Contusion is the medical term for bruise. Contused areas don’t color immediately; it takes time – hours to days, sometimes only minutes depending on the injury and how easily the patient bruises, so include in her dialogue she bruises easily, but have most of the coloring appear later (not at the scene). However, patients feel contused pain immediately and a hematoma (mass swelling) can develop within seconds or minutes. The Easter egg you describe is called a hematoma.
We’re continuing with Mart’s question. Briefly from last post, a 16 y/o has been struck by a car. What would medical treatment be? She bounces off the hood and these are her injuries. Her elbow stung and her right leg turned back and blue almost instantly. Right hand is swollen. Her shin looked like a giant Easter egg lived under its skin.
EMS Response: Dianna
Like human crutches, we’ll assist her inside the ambulance or we’ll place her on our stretcher and wheel her inside our ambulance. We typically assist the walking wounded instead of using the stretcher. Once inside our ambulance, I’ll ask her to lie on the stretcher. I’ll hook her up to our cardiac monitor to obtain a 12-lead just to verify her heart is functioning normal (heart rhythm is normal).

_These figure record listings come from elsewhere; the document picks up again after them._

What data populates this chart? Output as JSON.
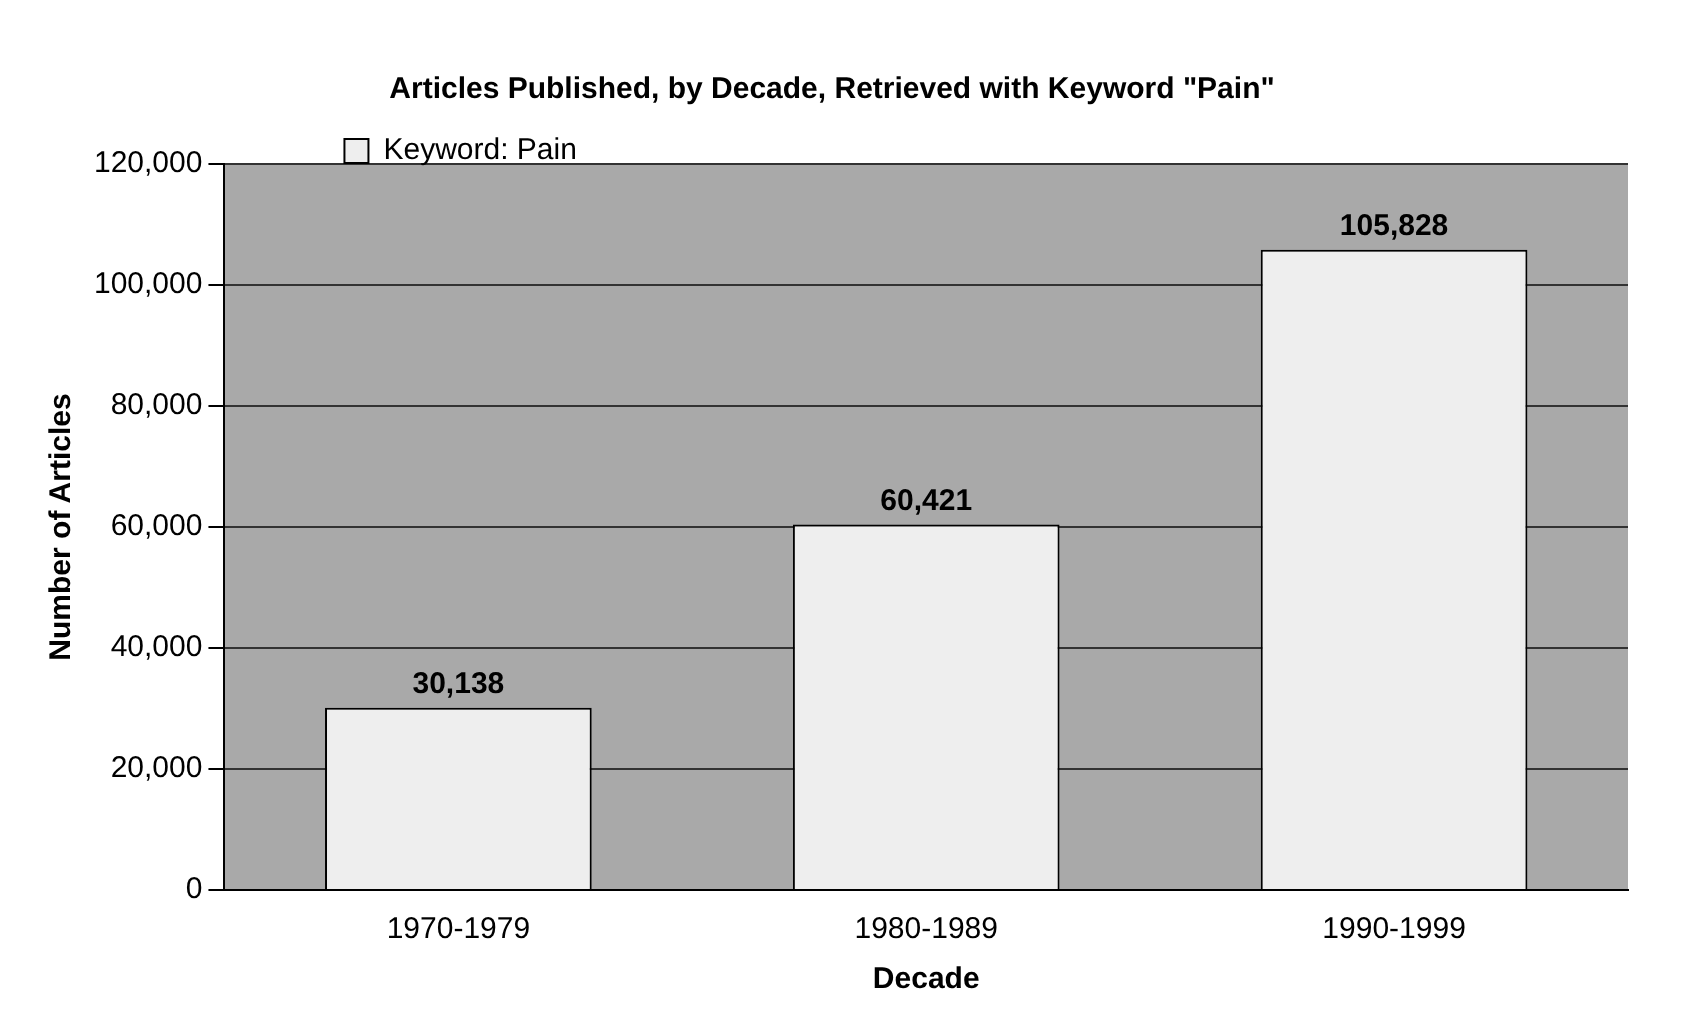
{
  "chart_data": {
    "type": "bar",
    "title": "Articles Published, by Decade, Retrieved with Keyword \"Pain\"",
    "xlabel": "Decade",
    "ylabel": "Number of Articles",
    "categories": [
      "1970-1979",
      "1980-1989",
      "1990-1999"
    ],
    "series": [
      {
        "name": "Keyword: Pain",
        "color": "#eeeeee",
        "values": [
          30138,
          60421,
          105828
        ],
        "value_labels": [
          "30,138",
          "60,421",
          "105,828"
        ]
      }
    ],
    "ylim": [
      0,
      120000
    ],
    "yticks": [
      0,
      {
        "value": 20000,
        "label": "20,000"
      },
      {
        "value": 40000,
        "label": "40,000"
      },
      {
        "value": 60000,
        "label": "60,000"
      },
      {
        "value": 80000,
        "label": "80,000"
      },
      {
        "value": 100000,
        "label": "100,000"
      },
      {
        "value": 120000,
        "label": "120,000"
      }
    ],
    "grid": "y",
    "legend": "top left"
  }
}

I’ll insert her index finger in a pulse ox to obtain her SPO2 level (blood oxygen saturation). I’ll calculate her breathing rate and heart rate and I’ll take her blood pressure and evaluate her skin and pupils. I’ll perform a rapid trauma assessment, head to toe, to ascertain full extent of injury.
I’ll disinfect all abrasions and control any bleeding. I’ll splint any suspected fractured bones or joints. We’ll offer her Fentanyl (pain reliever) but we’ll only administer it if she allows us to transport her — we can’t inject pain meds and then leave the patient (not transport to an ED).
To clear the patient of C-spine immobilization: I’ll perform an examination of her neck, spine and all extremities, and if she denies any pain, tingling or numbness and I find no abnormalities, then it’s suspected the patient didn’t suffer any neck or back injury, thus no cervical collar or back boarding is necessary.
ER Care: Jordyn
When the patient arrives in the ED, if they are able to walk (a patient in C-spine precautions precludes this), we first obtain a weight. This is important in pediatrics because medications are dose dependent on that weight.
We’ll take report from the ambulance crew. Set of vital signs. Connect to a monitor. Assess pain level. Check IV site to make sure it is patent (lines can come out upon patient movement/transfer). Check splints to make sure distal part of extremity is getting good blood flow. The nurse will listen to her heart and lungs. Quick neuro exam. We’ll likely x-ray the right elbow, right hand and right lower leg. Even though suspicion of fracture might be minimal, the ED doctor has to disprove otherwise. Wounds cleaned and dressed.
Tetanus shot if none in the last five years. This is done for injuries that break the skin. Otherwise, you’re okay for ten years.
If the area is fractured, a splint will be applied. If no fracture, an ace wrap may be applied for comfort. It is important to note that often we will splint even if the x-ray is negative. This is both for support, comfort and compression. And also if the radiologist comes back and reads it as positive. The patient is instructed to leave the splint in place for about a week and if the extremity is still bothersome, to seek another evaluation of the injury. Some fractures won’t show up on x-ray initially but will later when they begin to calcify.
The patient is sent home with R.I.C.E instructions. Rest. Ice. Compression (leave your splint on). And Elevate. Generally, over-the-counter Ibuprofen is sufficient for pain control.